Wird die so genannte Solidaritätsklausel beschlossen?

Jean-Claude Juncker: Die Klausel aus dem Verfassungsvertrag wird vorzeitig in Kraft gesetzt werden. Das wird den Druck auf Geheim- und Nachrichtendienste sowie auf die Polizeiapparate erhöhen, Informationen auszutauschen. Ich habe den Eindruck, dass viele nationale Geheimdienste auf ihren Informationen sitzen bleiben wie eine Henne auf ihrem goldenen Ei.

Manche Länder wollen bei der Vernetzung der Geheimdienste eng koopiereren, andere nicht. Steht Europa nicht wieder vor einer Spaltung?

Jean-Claude Juncker: Ich sehe hier keine Spaltungsgefahr irakischer Machart. Es geht um unterschiedliche Befindlichkeiten.
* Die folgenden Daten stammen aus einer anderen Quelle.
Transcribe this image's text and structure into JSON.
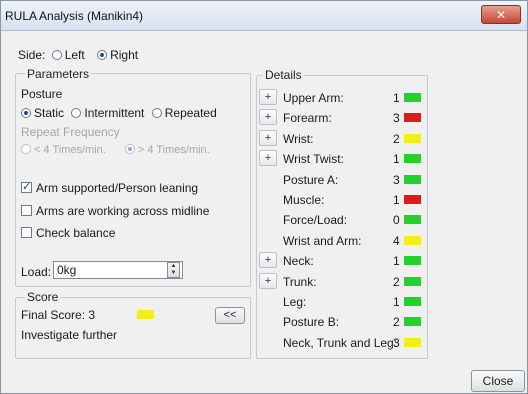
{
  "window": {
    "title": "RULA Analysis (Manikin4)",
    "close_glyph": "✕"
  },
  "side": {
    "label": "Side:",
    "options": [
      "Left",
      "Right"
    ],
    "selected": "Right"
  },
  "parameters": {
    "title": "Parameters",
    "posture_label": "Posture",
    "posture_options": [
      "Static",
      "Intermittent",
      "Repeated"
    ],
    "posture_selected": "Static",
    "repeat_label": "Repeat Frequency",
    "repeat_options": [
      "< 4 Times/min.",
      "> 4 Times/min."
    ],
    "repeat_selected": "> 4 Times/min.",
    "checkboxes": [
      {
        "label": "Arm supported/Person leaning",
        "checked": true
      },
      {
        "label": "Arms are working across midline",
        "checked": false
      },
      {
        "label": "Check balance",
        "checked": false
      }
    ],
    "load_label": "Load:",
    "load_value": "0kg"
  },
  "score": {
    "title": "Score",
    "final_label": "Final Score: 3",
    "final_color": "#f2ee16",
    "collapse_label": "<<",
    "message": "Investigate further"
  },
  "details": {
    "title": "Details",
    "rows": [
      {
        "label": "Upper Arm:",
        "value": "1",
        "color": "#23d12b",
        "expandable": true
      },
      {
        "label": "Forearm:",
        "value": "3",
        "color": "#e0191b",
        "expandable": true
      },
      {
        "label": "Wrist:",
        "value": "2",
        "color": "#f2ee16",
        "expandable": true
      },
      {
        "label": "Wrist Twist:",
        "value": "1",
        "color": "#23d12b",
        "expandable": true
      },
      {
        "label": "Posture A:",
        "value": "3",
        "color": "#23d12b",
        "expandable": false
      },
      {
        "label": "Muscle:",
        "value": "1",
        "color": "#e0191b",
        "expandable": false
      },
      {
        "label": "Force/Load:",
        "value": "0",
        "color": "#23d12b",
        "expandable": false
      },
      {
        "label": "Wrist and Arm:",
        "value": "4",
        "color": "#f2ee16",
        "expandable": false
      },
      {
        "label": "Neck:",
        "value": "1",
        "color": "#23d12b",
        "expandable": true
      },
      {
        "label": "Trunk:",
        "value": "2",
        "color": "#23d12b",
        "expandable": true
      },
      {
        "label": "Leg:",
        "value": "1",
        "color": "#23d12b",
        "expandable": false
      },
      {
        "label": "Posture B:",
        "value": "2",
        "color": "#23d12b",
        "expandable": false
      },
      {
        "label": "Neck, Trunk and Leg:",
        "value": "3",
        "color": "#f2ee16",
        "expandable": false
      }
    ],
    "plus_glyph": "+"
  },
  "footer": {
    "close_label": "Close"
  }
}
Wenn Terroristen es schaffen, dass wir die freie Gesellschaft Richtung Polizeistaat verlassen, dann hätten sich die Terroristen teilweise durchgesetzt.

Allerdings ist es auch nicht möglich, dass man aus Angst, individuelle Freiheiten zu verletzen, auf kollektive Sicherheitsmaßnahmen verzichtet. Falls nicht alle Länder an einem Sicherheitsverbund mittun wollen, wird man über eine verstärkte Zusammenarbeit nachdenken müssen.
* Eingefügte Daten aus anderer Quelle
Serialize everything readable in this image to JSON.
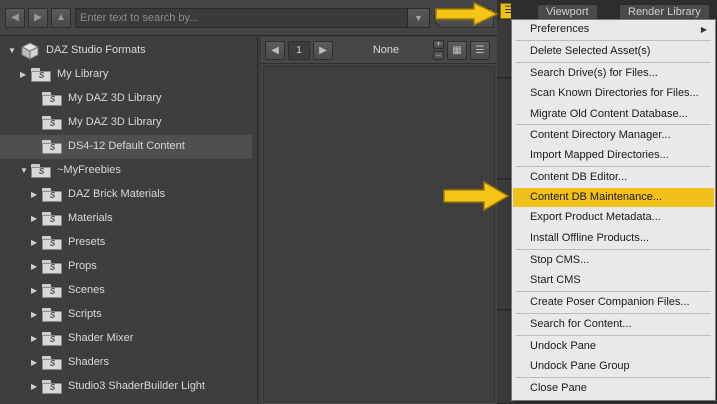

Was ist die Ursache für Terror-Anschläge in Europa?

Jean-Claude Juncker: Ich möchte sehr energisch dem Eindruck entgegentreten, dass der Anschlag in Madrid wegen der spanischen Beteiligung am Irak-Krieg erfolgt ist. Bevor der Terror nach Europa kam, hat es an vielen Orten der Welt schon Terror und terroristische Übergriffe gegeben. Es gibt für das Töten unschuldiger Menschen und für die terroristische Logik keine Rechtfertigung.

Beim Frühjahrs-Gipfel geht es immer um die so genannte Lissabon-Strategie, um Wettbewerb, Reformen und Liberalisierung. Kommt dabei die Sozialpolitik nicht zu kurz?
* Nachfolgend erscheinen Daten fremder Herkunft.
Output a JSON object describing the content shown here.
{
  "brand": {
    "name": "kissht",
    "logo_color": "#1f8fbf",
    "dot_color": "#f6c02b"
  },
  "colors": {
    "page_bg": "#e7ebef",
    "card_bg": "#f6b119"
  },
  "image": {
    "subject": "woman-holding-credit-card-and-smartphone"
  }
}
Jean-Claude Juncker: Ich bin diesbezüglich besorgt. Was wir unter dem Arbeitstitel Wettbewerb tun, muss auf seinen Einfluss auf die Arbeitswelt geprüft werden. Man darf das Soziale und Wirtschaftliche nicht auseinanderreißen. Im globalen Dorf muss es Raum für soziale Notwendigkeit und Abfederungen geben. Prioritär ist die Beschäftigungspolitik.

Die Erweiterung steht unmittelbar bevor. Übernimmt sich Europa nicht damit?

Jean-Claude Juncker: An dieser kleingeistigen Annäherungsweise will ich mich nicht beteiligen. In Mittel- und Osteuropa ist Unwahrscheinliches passiert, die Menschen haben nach dem Zweiten Weltkrieg selbst Geschichte gemacht. Ich habe es lieber, die Menschen aus Mitteleuropa haben Erwartungen an uns, als sie richten Raketen auf uns. Warum vergessen wir so schnell? Was wäre, wenn wir uns nach dem Umsturz 1989 nicht zur Erweiterung entschlossen hätten? Wir hätten eine wesentlich instabilere Lage in Europa. Sechs von acht mitteleuropäischen Staaten haben vor 15 Jahren noch nicht existiert. Die Selbstständigkeit wäre auch ohne europäische Perspektive gekommen. Nur instabiler.

Anfang 2005 übernimmt Luxemburg den EU-Vorsitz. Starten dann die Beitrittsverhandlungen mit der Türkei?

Jean-Claude Juncker: Das ist möglich. Darauf muss man sich einstellen.

Kommt der EU-Verfassungvertrag noch in diesem Halbjahr zustande? Spanien und Polen wollen einlenken.

Jean-Claude Juncker: Der Horizont hat sich nach den Aussagen des neuen spanischen Ministerpräsidenten wesentlich aufgehellt, weil Spanien nicht mehr an der Strategie des absoluten Nein-Sagens festhalten will. Wir werden es aber nicht mit einer spanischen Regierung zu tun haben, die bei allen strittigen Punkten klein beigeben wird. Auch Polen muss sich bewegen. Die Chancen auf Einigung sind besser. Es wäre gut, wenn die Verfassung in diesem Halbjahr zustande käme.